With the Budget now just three weeks away, there is a long list of issues on the Chancellor’s desk, and one of them is whether to scrap the controversial plan to introduce the Construction Services Domestic Reverse Charge (commonly known as ‘Reverse VAT’).

Scheduled to come into force on 1 March, this new way of collecting VAT from construction companies would restrict cash flow, particularly impacting the financial stability of companies in the supply chain, many of which are SMEs.

“Given the strain that construction companies are currently under during this extended lockdown, the introduction of Reverse VAT comes at the worst possible time”, according to Build UK Chief Executive Suzannah Nichol MBE.

“Withdrawing the implementation of Reverse VAT does not require additional funds from the Treasury, and I would suggest it is one of the easier requests to consider. It would also demonstrate support for the construction sector which has continued to work safely throughout the most challenging of circumstances over the last year.”

Build UK is part of a coalition of trade bodies that has written to the Chancellor and other ministers to highlight the significant risks posed by Reverse VAT, including insolvencies and project delays, emphasising that construction is a sensitive ecosystem characterised by a high proportion of SMEs, with many businesses operating on wafer thin margins. However, the most significant impact is likely to be on the ability of companies to create, protect and support employment and apprenticeship opportunities which are central to the Chancellor’s Plan for Jobs.

Build UK is also leading an industry-wide campaign calling on the Treasury to withdraw the policy. The #StopReverseVAT campaign has tapped into a deep and wide concern throughout the construction sector, which employs 10% of the UK workforce. The campaign has engaged companies of all sizes across the sector and reached more than 1.2 million social media users.

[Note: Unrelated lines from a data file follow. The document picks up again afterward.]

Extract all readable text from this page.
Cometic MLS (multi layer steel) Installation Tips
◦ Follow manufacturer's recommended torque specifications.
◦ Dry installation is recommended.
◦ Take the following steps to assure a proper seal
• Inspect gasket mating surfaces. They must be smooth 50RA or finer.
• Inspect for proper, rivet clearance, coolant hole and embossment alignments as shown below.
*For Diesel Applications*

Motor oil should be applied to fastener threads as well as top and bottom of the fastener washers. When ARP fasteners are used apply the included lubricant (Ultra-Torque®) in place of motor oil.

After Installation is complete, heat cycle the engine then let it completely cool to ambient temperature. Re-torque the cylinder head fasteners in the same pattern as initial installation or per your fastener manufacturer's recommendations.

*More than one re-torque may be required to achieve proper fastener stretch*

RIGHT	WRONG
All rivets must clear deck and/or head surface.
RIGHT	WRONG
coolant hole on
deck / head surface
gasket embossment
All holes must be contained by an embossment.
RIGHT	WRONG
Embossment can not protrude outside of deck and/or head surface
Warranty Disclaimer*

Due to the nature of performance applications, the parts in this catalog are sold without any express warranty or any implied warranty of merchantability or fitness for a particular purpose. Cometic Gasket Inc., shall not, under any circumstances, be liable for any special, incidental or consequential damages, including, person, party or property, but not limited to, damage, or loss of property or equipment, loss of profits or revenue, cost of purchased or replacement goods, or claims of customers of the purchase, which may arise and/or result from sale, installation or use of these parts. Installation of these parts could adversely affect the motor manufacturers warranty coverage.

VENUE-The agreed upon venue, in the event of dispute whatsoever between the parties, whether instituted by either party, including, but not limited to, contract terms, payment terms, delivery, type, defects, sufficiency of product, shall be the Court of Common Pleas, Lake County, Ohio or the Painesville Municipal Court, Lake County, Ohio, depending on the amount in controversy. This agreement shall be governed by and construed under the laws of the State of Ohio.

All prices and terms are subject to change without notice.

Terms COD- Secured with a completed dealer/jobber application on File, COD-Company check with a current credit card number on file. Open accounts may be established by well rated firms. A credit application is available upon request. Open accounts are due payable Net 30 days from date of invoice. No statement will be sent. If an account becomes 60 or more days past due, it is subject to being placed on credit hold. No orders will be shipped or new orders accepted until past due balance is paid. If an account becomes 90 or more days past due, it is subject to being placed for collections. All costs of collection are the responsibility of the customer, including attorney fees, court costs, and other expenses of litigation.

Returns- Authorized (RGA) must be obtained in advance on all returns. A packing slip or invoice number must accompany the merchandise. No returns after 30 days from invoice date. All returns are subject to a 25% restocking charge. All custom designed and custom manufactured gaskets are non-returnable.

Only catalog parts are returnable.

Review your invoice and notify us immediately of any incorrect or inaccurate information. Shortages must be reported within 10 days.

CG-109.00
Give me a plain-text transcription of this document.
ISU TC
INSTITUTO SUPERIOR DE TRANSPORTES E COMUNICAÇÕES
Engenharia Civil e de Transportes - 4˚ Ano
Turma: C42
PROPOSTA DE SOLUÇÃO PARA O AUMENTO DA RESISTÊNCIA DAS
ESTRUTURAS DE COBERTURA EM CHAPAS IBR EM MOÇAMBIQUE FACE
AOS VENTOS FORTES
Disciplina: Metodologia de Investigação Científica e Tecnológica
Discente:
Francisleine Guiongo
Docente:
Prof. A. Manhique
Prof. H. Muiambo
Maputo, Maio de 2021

Andy Mitchell, Co-Chair of the Construction Leadership Council which serves as an official liaison between the sector and the Government, said: “Our industry remains in extremely challenging times as we continue to adapt to ongoing COVID-19 rules, mitigate the impact of Brexit and prepare for the forthcoming implementation of rule changes on IR35 and the Construction Industry Scheme. [Reverse VAT] risks reversing any recovery industry has made from COVID-19 and will limit the scope for protecting and creating jobs across the UK.”

Build UK and its members have emphasised their appreciation for the Government’s recognition of the role construction is playing in the economic recovery. “We have been delighted to collaborate with the Government to prepare for and start to deliver the ‘Build Build Build’ strategy, which will provide long-term benefits for the UK”, said Nichol.